Shelby Millers is projected to be the clubs 4th best starter and is only 21 and hasn't yet seen AAA. I'm pretty excited to see what he can do and wouldn't mind seeing him come up at the end of the year. Brandon Dickson, Mikael Cleto and even Kyle McClellan comprise perfectly cromulent depth for next year.
The performance of the bullpen is usually much more of a crapshoot compared to that of the rotation, and in that sense the Cardinals very leveled construction of the pen is admirable:
No one is projected to be much better than than anyone else and no one is being paid much of anything. I would be happy to see save opportunities portioned out around the pen. Scrabble is a legitimately good LOOGY and should easily outperform that projection if used primarily against lefties. I would still like to see him in the rotation at some point in the future, but for next year the bullpen seems like a good home.

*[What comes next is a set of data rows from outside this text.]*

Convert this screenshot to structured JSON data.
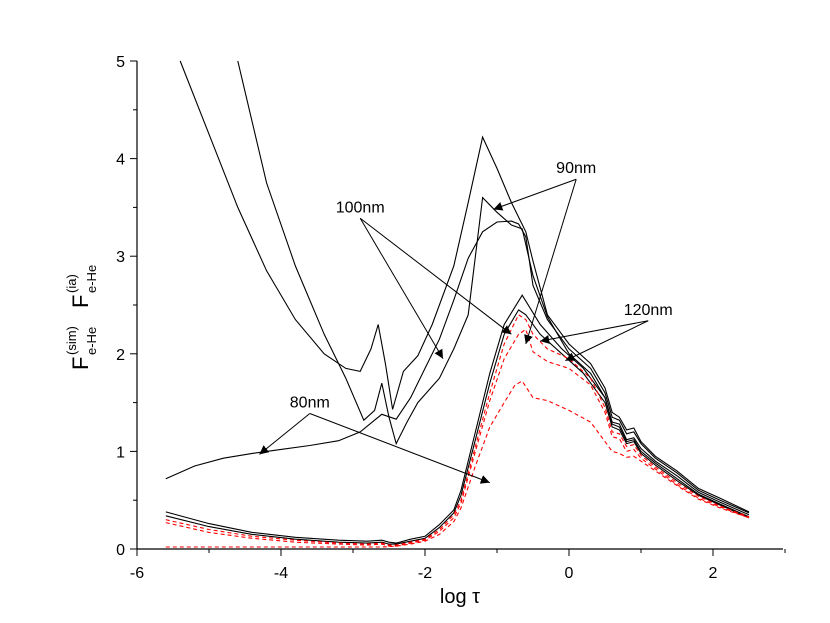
{
  "chart_data": {
    "type": "line",
    "xlabel": "log τ",
    "ylabel": {
      "part1": {
        "main": "F",
        "sup": "(sim)",
        "sub": "e-He"
      },
      "part2": {
        "main": "F",
        "sup": "(ia)",
        "sub": "e-He"
      }
    },
    "xlim": [
      -6,
      3
    ],
    "ylim": [
      0,
      5
    ],
    "xticks": [
      -6,
      -4,
      -2,
      0,
      2
    ],
    "yticks": [
      0,
      1,
      2,
      3,
      4,
      5
    ],
    "grid": false,
    "legend": "none",
    "colors": {
      "solid": "#000000",
      "dashed": "#ff0000"
    },
    "series": [
      {
        "style": "solid",
        "points": [
          [
            -5.6,
            0.72
          ],
          [
            -5.2,
            0.85
          ],
          [
            -4.8,
            0.93
          ],
          [
            -4.4,
            0.98
          ],
          [
            -4.0,
            1.02
          ],
          [
            -3.6,
            1.06
          ],
          [
            -3.2,
            1.11
          ],
          [
            -2.9,
            1.2
          ],
          [
            -2.6,
            1.38
          ],
          [
            -2.4,
            1.33
          ],
          [
            -2.2,
            1.55
          ],
          [
            -2.0,
            1.85
          ],
          [
            -1.8,
            2.15
          ],
          [
            -1.6,
            2.55
          ],
          [
            -1.4,
            2.98
          ],
          [
            -1.2,
            3.25
          ],
          [
            -1.0,
            3.35
          ],
          [
            -0.8,
            3.36
          ],
          [
            -0.7,
            3.33
          ],
          [
            -0.6,
            3.2
          ],
          [
            -0.5,
            2.7
          ],
          [
            -0.3,
            2.35
          ],
          [
            0,
            2.05
          ],
          [
            0.3,
            1.85
          ],
          [
            0.5,
            1.6
          ],
          [
            0.6,
            1.35
          ],
          [
            0.7,
            1.32
          ],
          [
            0.8,
            1.18
          ],
          [
            0.9,
            1.2
          ],
          [
            1.0,
            1.08
          ],
          [
            1.2,
            0.93
          ],
          [
            1.5,
            0.78
          ],
          [
            1.8,
            0.6
          ],
          [
            2.1,
            0.5
          ],
          [
            2.5,
            0.37
          ]
        ]
      },
      {
        "style": "solid",
        "points": [
          [
            -5.4,
            5.0
          ],
          [
            -5.0,
            4.25
          ],
          [
            -4.6,
            3.5
          ],
          [
            -4.2,
            2.85
          ],
          [
            -3.8,
            2.35
          ],
          [
            -3.4,
            2.0
          ],
          [
            -3.1,
            1.85
          ],
          [
            -2.9,
            1.82
          ],
          [
            -2.75,
            2.05
          ],
          [
            -2.65,
            2.3
          ],
          [
            -2.55,
            1.9
          ],
          [
            -2.45,
            1.43
          ],
          [
            -2.3,
            1.82
          ],
          [
            -2.1,
            1.98
          ],
          [
            -1.9,
            2.3
          ],
          [
            -1.6,
            2.9
          ],
          [
            -1.4,
            3.55
          ],
          [
            -1.2,
            4.22
          ],
          [
            -1.0,
            3.9
          ],
          [
            -0.8,
            3.55
          ],
          [
            -0.6,
            3.25
          ],
          [
            -0.5,
            2.95
          ],
          [
            -0.3,
            2.4
          ],
          [
            0,
            2.1
          ],
          [
            0.3,
            1.9
          ],
          [
            0.5,
            1.65
          ],
          [
            0.6,
            1.4
          ],
          [
            0.7,
            1.35
          ],
          [
            0.8,
            1.22
          ],
          [
            0.9,
            1.24
          ],
          [
            1.0,
            1.1
          ],
          [
            1.2,
            0.95
          ],
          [
            1.5,
            0.8
          ],
          [
            1.8,
            0.62
          ],
          [
            2.1,
            0.52
          ],
          [
            2.5,
            0.38
          ]
        ]
      },
      {
        "style": "solid",
        "points": [
          [
            -4.6,
            5.0
          ],
          [
            -4.2,
            3.75
          ],
          [
            -3.8,
            2.9
          ],
          [
            -3.4,
            2.2
          ],
          [
            -3.1,
            1.75
          ],
          [
            -2.85,
            1.32
          ],
          [
            -2.7,
            1.42
          ],
          [
            -2.6,
            1.7
          ],
          [
            -2.5,
            1.35
          ],
          [
            -2.4,
            1.08
          ],
          [
            -2.25,
            1.3
          ],
          [
            -2.1,
            1.5
          ],
          [
            -1.8,
            1.75
          ],
          [
            -1.6,
            2.05
          ],
          [
            -1.4,
            2.4
          ],
          [
            -1.2,
            3.6
          ],
          [
            -1.0,
            3.45
          ],
          [
            -0.8,
            3.32
          ],
          [
            -0.65,
            3.28
          ],
          [
            -0.5,
            2.8
          ],
          [
            -0.3,
            2.38
          ],
          [
            0,
            2.0
          ],
          [
            0.3,
            1.8
          ],
          [
            0.5,
            1.55
          ],
          [
            0.6,
            1.3
          ],
          [
            0.7,
            1.28
          ],
          [
            0.8,
            1.12
          ],
          [
            0.9,
            1.14
          ],
          [
            1.0,
            1.03
          ],
          [
            1.2,
            0.9
          ],
          [
            1.5,
            0.75
          ],
          [
            1.8,
            0.58
          ],
          [
            2.1,
            0.48
          ],
          [
            2.5,
            0.35
          ]
        ]
      },
      {
        "style": "solid",
        "points": [
          [
            -5.6,
            0.38
          ],
          [
            -5.0,
            0.26
          ],
          [
            -4.4,
            0.17
          ],
          [
            -3.8,
            0.12
          ],
          [
            -3.2,
            0.09
          ],
          [
            -2.8,
            0.08
          ],
          [
            -2.6,
            0.09
          ],
          [
            -2.5,
            0.07
          ],
          [
            -2.4,
            0.06
          ],
          [
            -2.2,
            0.1
          ],
          [
            -2.0,
            0.13
          ],
          [
            -1.8,
            0.25
          ],
          [
            -1.6,
            0.4
          ],
          [
            -1.5,
            0.6
          ],
          [
            -1.3,
            1.2
          ],
          [
            -1.1,
            1.8
          ],
          [
            -0.9,
            2.3
          ],
          [
            -0.65,
            2.6
          ],
          [
            -0.4,
            2.3
          ],
          [
            -0.1,
            2.05
          ],
          [
            0.2,
            1.85
          ],
          [
            0.5,
            1.55
          ],
          [
            0.6,
            1.28
          ],
          [
            0.7,
            1.25
          ],
          [
            0.8,
            1.1
          ],
          [
            0.9,
            1.12
          ],
          [
            1.0,
            1.0
          ],
          [
            1.2,
            0.88
          ],
          [
            1.5,
            0.72
          ],
          [
            1.8,
            0.56
          ],
          [
            2.1,
            0.46
          ],
          [
            2.5,
            0.33
          ]
        ]
      },
      {
        "style": "solid",
        "points": [
          [
            -5.6,
            0.34
          ],
          [
            -5.0,
            0.23
          ],
          [
            -4.4,
            0.15
          ],
          [
            -3.8,
            0.1
          ],
          [
            -3.2,
            0.07
          ],
          [
            -2.8,
            0.06
          ],
          [
            -2.6,
            0.07
          ],
          [
            -2.5,
            0.05
          ],
          [
            -2.4,
            0.05
          ],
          [
            -2.2,
            0.08
          ],
          [
            -2.0,
            0.11
          ],
          [
            -1.8,
            0.22
          ],
          [
            -1.6,
            0.37
          ],
          [
            -1.5,
            0.55
          ],
          [
            -1.3,
            1.12
          ],
          [
            -1.1,
            1.7
          ],
          [
            -0.9,
            2.2
          ],
          [
            -0.7,
            2.45
          ],
          [
            -0.6,
            2.4
          ],
          [
            -0.4,
            2.2
          ],
          [
            -0.1,
            2.0
          ],
          [
            0.2,
            1.8
          ],
          [
            0.5,
            1.5
          ],
          [
            0.6,
            1.25
          ],
          [
            0.7,
            1.22
          ],
          [
            0.8,
            1.08
          ],
          [
            0.9,
            1.1
          ],
          [
            1.0,
            0.98
          ],
          [
            1.2,
            0.86
          ],
          [
            1.5,
            0.7
          ],
          [
            1.8,
            0.55
          ],
          [
            2.1,
            0.45
          ],
          [
            2.5,
            0.32
          ]
        ]
      },
      {
        "style": "dashed",
        "points": [
          [
            -5.6,
            0.3
          ],
          [
            -5.0,
            0.2
          ],
          [
            -4.4,
            0.13
          ],
          [
            -3.8,
            0.09
          ],
          [
            -3.2,
            0.06
          ],
          [
            -2.8,
            0.05
          ],
          [
            -2.6,
            0.06
          ],
          [
            -2.5,
            0.04
          ],
          [
            -2.4,
            0.04
          ],
          [
            -2.2,
            0.07
          ],
          [
            -2.0,
            0.1
          ],
          [
            -1.8,
            0.2
          ],
          [
            -1.6,
            0.35
          ],
          [
            -1.5,
            0.5
          ],
          [
            -1.3,
            1.05
          ],
          [
            -1.1,
            1.6
          ],
          [
            -0.9,
            2.1
          ],
          [
            -0.7,
            2.4
          ],
          [
            -0.6,
            2.35
          ],
          [
            -0.5,
            2.2
          ],
          [
            -0.3,
            2.05
          ],
          [
            0,
            1.95
          ],
          [
            0.3,
            1.75
          ],
          [
            0.5,
            1.45
          ],
          [
            0.6,
            1.2
          ],
          [
            0.7,
            1.18
          ],
          [
            0.8,
            1.05
          ],
          [
            0.9,
            1.07
          ],
          [
            1.0,
            0.96
          ],
          [
            1.2,
            0.84
          ],
          [
            1.5,
            0.68
          ],
          [
            1.8,
            0.54
          ],
          [
            2.1,
            0.44
          ],
          [
            2.5,
            0.33
          ]
        ]
      },
      {
        "style": "dashed",
        "points": [
          [
            -5.6,
            0.27
          ],
          [
            -5.0,
            0.17
          ],
          [
            -4.4,
            0.11
          ],
          [
            -3.8,
            0.07
          ],
          [
            -3.2,
            0.05
          ],
          [
            -2.8,
            0.04
          ],
          [
            -2.6,
            0.05
          ],
          [
            -2.5,
            0.03
          ],
          [
            -2.4,
            0.03
          ],
          [
            -2.2,
            0.06
          ],
          [
            -2.0,
            0.09
          ],
          [
            -1.8,
            0.18
          ],
          [
            -1.6,
            0.32
          ],
          [
            -1.5,
            0.47
          ],
          [
            -1.3,
            1.0
          ],
          [
            -1.1,
            1.52
          ],
          [
            -0.9,
            1.95
          ],
          [
            -0.7,
            2.2
          ],
          [
            -0.6,
            2.25
          ],
          [
            -0.5,
            2.02
          ],
          [
            -0.3,
            1.92
          ],
          [
            0,
            1.85
          ],
          [
            0.3,
            1.68
          ],
          [
            0.5,
            1.4
          ],
          [
            0.6,
            1.15
          ],
          [
            0.7,
            1.13
          ],
          [
            0.8,
            1.0
          ],
          [
            0.9,
            1.02
          ],
          [
            1.0,
            0.93
          ],
          [
            1.2,
            0.82
          ],
          [
            1.5,
            0.66
          ],
          [
            1.8,
            0.52
          ],
          [
            2.1,
            0.43
          ],
          [
            2.5,
            0.32
          ]
        ]
      },
      {
        "style": "dashed",
        "points": [
          [
            -5.6,
            0.02
          ],
          [
            -4.8,
            0.02
          ],
          [
            -4.0,
            0.02
          ],
          [
            -3.2,
            0.02
          ],
          [
            -2.6,
            0.02
          ],
          [
            -2.4,
            0.03
          ],
          [
            -2.2,
            0.05
          ],
          [
            -2.0,
            0.08
          ],
          [
            -1.8,
            0.15
          ],
          [
            -1.6,
            0.28
          ],
          [
            -1.5,
            0.42
          ],
          [
            -1.3,
            0.85
          ],
          [
            -1.1,
            1.25
          ],
          [
            -0.9,
            1.5
          ],
          [
            -0.75,
            1.68
          ],
          [
            -0.65,
            1.72
          ],
          [
            -0.5,
            1.55
          ],
          [
            -0.3,
            1.52
          ],
          [
            0,
            1.42
          ],
          [
            0.3,
            1.3
          ],
          [
            0.5,
            1.1
          ],
          [
            0.6,
            1.0
          ],
          [
            0.7,
            0.98
          ],
          [
            0.8,
            0.94
          ],
          [
            0.9,
            0.95
          ],
          [
            1.0,
            0.9
          ],
          [
            1.2,
            0.8
          ],
          [
            1.5,
            0.65
          ],
          [
            1.8,
            0.51
          ],
          [
            2.1,
            0.42
          ],
          [
            2.5,
            0.32
          ]
        ]
      }
    ],
    "annotations": [
      {
        "label": "90nm",
        "text": [
          0.1,
          3.85
        ],
        "arrows": [
          [
            -1.05,
            3.48
          ],
          [
            -0.6,
            2.1
          ]
        ]
      },
      {
        "label": "100nm",
        "text": [
          -2.9,
          3.45
        ],
        "arrows": [
          [
            -1.75,
            1.95
          ],
          [
            -0.8,
            2.2
          ]
        ]
      },
      {
        "label": "120nm",
        "text": [
          1.1,
          2.4
        ],
        "arrows": [
          [
            -0.4,
            2.13
          ],
          [
            -0.05,
            1.93
          ]
        ]
      },
      {
        "label": "80nm",
        "text": [
          -3.6,
          1.45
        ],
        "arrows": [
          [
            -4.3,
            0.97
          ],
          [
            -1.1,
            0.68
          ]
        ]
      }
    ]
  }
}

The Cardinals pitching projects at around 18.2 WAR for next year, which would have made it the 4th best staff in the NL in 2011. And again, the spread in end of the year performance is higher than the projected. So the Cardinals likely have a top 3 pitching staff next year.
Add up total WAR for the club (a replacement level team will win around 48 games), and the Cards projected to be around around a 94 win team next year, which is pretty fantastic. Probably right behind the Phillies for the best club in the NL. Honestly that's much higher than I thought it would be, but I think all of the projections are reasonably conservative. Perhaps I am underestimating the volatility of the projected performance (the Cardinals are an older than average team for sure). But we're definitely the favorites going into 2012.